Your niche (oral care / teeth whitening) is YMYL like LitExtension said, which means trust signals carry more weight than they would in fashion or accessories. Before blog posts, the leverage is on your product pages and your About page. Specifically:

  1. The “5k+” and “3,203” callouts on the homepage. Numbers without context read as filler. If those are customers or reviews, label them clearly. If they’re not real numbers, take them out, because YMYL shoppers notice.

  2. With ~12 products in oral care, your blog should map 1:1 to product purchase questions, not industry topics. Searches like “is teeth whitening pen safe”, “water flosser vs string floss daily use”, “u-shaped toothbrush honest review”, “LED whitening kit at home does it work” pull people who are mid-decision and looking for a reason to commit. Each post links into the matching product. That’s bottom-funnel content where small stores can actually rank, because the intent is narrow and the answer requires real product knowledge.

  3. Practical SEO fix on your homepage: there’s no H1, only H2s. The “THE SMILE OF YOUR DREAMS” line should be H1. That’s a 5 minute change in your theme and it helps Google understand what the page is about.

Skip paid keyword tools for now.

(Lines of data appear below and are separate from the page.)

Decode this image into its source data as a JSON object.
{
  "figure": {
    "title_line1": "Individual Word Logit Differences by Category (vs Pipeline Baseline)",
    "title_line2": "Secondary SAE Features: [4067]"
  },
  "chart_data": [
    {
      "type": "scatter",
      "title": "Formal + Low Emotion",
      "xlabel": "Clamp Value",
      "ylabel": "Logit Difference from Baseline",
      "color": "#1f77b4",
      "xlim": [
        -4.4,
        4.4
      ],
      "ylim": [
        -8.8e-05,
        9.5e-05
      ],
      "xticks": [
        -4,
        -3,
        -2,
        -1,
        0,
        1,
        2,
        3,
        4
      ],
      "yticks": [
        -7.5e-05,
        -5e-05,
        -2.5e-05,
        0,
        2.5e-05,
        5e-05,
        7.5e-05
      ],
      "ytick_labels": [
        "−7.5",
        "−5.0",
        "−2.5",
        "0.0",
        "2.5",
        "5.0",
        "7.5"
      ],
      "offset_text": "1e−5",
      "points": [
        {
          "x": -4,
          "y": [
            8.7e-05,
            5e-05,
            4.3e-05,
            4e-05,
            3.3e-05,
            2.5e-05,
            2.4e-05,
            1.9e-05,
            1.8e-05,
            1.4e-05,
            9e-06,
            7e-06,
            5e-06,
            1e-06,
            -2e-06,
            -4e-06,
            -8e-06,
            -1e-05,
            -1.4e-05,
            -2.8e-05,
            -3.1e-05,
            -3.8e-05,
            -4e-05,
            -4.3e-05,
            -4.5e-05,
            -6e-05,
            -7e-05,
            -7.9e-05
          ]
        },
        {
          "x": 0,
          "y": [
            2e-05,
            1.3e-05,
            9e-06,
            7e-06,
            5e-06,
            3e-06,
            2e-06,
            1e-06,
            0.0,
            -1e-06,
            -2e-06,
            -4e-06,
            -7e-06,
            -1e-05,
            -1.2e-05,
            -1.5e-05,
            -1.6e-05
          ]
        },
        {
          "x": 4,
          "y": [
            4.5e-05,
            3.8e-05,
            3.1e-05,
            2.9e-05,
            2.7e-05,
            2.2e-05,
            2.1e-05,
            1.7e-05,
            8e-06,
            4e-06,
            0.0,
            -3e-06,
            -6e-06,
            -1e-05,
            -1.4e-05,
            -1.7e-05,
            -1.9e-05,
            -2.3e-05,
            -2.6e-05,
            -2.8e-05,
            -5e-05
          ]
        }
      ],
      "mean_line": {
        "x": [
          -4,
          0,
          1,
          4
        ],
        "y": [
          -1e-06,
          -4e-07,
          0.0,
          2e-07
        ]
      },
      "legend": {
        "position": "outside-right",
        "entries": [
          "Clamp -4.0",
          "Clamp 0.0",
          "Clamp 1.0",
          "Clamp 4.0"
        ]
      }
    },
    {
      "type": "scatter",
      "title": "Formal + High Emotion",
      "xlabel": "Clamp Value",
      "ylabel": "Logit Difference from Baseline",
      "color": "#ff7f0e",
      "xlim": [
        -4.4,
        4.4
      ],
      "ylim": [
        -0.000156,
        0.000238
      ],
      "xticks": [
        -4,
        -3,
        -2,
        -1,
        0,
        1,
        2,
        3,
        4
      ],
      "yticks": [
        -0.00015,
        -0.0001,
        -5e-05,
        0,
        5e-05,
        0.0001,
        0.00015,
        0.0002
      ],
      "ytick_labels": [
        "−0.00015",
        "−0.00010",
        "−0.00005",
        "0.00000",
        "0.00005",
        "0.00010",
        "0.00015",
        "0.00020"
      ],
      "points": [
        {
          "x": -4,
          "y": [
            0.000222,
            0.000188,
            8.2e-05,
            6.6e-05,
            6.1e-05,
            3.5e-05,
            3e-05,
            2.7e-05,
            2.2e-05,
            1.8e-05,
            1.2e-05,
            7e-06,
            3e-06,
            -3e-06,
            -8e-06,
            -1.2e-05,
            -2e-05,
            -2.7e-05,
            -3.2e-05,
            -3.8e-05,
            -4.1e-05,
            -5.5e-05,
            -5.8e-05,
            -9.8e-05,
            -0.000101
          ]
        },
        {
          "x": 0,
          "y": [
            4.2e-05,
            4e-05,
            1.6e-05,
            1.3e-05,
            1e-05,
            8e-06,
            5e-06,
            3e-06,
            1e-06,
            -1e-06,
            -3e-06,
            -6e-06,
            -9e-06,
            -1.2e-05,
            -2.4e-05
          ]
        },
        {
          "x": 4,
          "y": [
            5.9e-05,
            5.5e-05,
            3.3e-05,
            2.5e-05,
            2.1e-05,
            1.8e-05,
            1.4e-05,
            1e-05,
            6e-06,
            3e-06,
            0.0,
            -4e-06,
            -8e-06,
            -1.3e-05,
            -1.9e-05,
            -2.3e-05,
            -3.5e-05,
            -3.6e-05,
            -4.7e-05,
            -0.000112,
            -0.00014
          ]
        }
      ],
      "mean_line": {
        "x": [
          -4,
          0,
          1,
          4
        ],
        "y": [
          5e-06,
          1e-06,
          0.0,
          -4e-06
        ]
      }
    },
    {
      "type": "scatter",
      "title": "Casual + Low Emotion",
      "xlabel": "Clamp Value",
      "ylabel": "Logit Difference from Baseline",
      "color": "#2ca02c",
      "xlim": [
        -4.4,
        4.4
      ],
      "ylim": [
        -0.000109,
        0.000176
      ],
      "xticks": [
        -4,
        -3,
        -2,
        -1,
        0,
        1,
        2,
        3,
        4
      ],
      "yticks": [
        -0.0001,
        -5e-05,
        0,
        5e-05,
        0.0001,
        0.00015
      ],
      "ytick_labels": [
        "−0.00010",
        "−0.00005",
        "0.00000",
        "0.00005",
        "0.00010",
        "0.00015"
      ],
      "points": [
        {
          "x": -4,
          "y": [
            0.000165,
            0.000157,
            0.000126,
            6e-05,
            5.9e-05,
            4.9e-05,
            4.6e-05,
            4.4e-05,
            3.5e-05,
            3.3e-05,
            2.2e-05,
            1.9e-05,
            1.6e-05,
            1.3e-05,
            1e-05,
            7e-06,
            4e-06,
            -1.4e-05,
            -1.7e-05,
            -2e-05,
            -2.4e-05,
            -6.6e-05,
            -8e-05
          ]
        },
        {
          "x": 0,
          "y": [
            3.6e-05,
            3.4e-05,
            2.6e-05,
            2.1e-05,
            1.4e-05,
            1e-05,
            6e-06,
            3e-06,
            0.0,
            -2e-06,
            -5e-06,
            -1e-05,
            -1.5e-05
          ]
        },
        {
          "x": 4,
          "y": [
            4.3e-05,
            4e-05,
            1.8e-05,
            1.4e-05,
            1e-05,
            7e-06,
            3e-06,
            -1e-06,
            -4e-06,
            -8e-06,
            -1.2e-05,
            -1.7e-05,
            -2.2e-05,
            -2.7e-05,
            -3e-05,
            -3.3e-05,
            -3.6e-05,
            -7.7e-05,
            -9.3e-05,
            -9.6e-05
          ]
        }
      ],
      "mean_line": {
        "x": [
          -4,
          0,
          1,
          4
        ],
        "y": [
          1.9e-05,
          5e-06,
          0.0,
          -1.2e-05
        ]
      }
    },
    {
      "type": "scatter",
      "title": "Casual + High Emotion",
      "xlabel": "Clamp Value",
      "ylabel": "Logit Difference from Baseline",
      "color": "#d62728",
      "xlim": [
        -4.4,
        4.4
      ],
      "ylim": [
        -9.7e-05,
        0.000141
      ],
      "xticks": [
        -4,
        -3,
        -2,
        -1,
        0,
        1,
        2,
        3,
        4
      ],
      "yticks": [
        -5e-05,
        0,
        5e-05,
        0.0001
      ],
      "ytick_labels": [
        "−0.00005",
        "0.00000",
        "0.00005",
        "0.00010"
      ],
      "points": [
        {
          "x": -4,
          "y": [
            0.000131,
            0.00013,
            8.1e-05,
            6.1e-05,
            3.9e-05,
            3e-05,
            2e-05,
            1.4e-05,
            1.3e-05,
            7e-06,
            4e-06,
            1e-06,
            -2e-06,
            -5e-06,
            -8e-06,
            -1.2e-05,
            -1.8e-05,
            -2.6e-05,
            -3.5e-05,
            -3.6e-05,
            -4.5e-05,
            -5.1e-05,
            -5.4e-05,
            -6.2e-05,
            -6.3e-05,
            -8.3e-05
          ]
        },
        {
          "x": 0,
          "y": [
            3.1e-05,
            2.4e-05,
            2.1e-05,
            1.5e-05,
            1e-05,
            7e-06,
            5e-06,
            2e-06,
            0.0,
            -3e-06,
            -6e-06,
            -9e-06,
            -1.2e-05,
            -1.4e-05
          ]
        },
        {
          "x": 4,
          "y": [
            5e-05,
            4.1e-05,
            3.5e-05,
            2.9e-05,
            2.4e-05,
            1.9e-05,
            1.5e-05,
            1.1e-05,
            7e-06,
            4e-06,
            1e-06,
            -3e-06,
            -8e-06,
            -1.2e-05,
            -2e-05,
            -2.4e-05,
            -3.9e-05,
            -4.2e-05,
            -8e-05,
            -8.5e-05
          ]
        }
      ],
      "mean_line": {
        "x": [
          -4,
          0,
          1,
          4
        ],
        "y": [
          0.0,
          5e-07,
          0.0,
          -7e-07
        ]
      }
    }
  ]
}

For 12 products in YMYL, Search Console plus the People Also Ask suggestions Trii mentioned will get you further than Semrush at this stage.

What’s the main objection you’re hearing from people who don’t buy?

Comari, skip all of the AI or self promotion answers to your post, those are nonsense.

If you’re just starting out and want to get traffic through your blog - focus one one niche, get authority on that topic and you will start seeing traffic.

For example: teeth whitening. Then create one main post about It and many smaller posts (teeth whitening for kids, teeth whitening techniques, how often you should whiten your teeth) around It and link to It.

Do not write about everything, pick a really specific niche and write about It so search and AI engines give your website authority.

@Comari the niche-focus advice above is solid. A few things that are specifically relevant for a small oral care store right now.

Your category has a second audience beyond Google that most small stores are not thinking about yet: when people ask ChatGPT or Gemini “is LED teeth whitening safe?” or “what’s the best water flosser for sensitive gums?”, those engines need a store they can name with confidence. The stores that get cited are the ones with content that directly answers those questions in plain language.

The practical version for your stage: pick the two or three questions your potential customers ask before buying your most popular product. Write a post that answers each one honestly, links to the product, and includes your real experience with it. That content works for Google, but it also works as the kind of source AI engines pull from when someone asks those same questions in a chat.

One structural note on your store: make sure your robots.txt is not accidentally blocking AI citation crawlers like ClaudeBot, OAI-SearchBot, and PerplexityBot. Some default Shopify configurations or third-party apps block these. If they cannot read your pages, none of the content work matters for AI traffic. Easy to check at yourstore.com/robots.txt.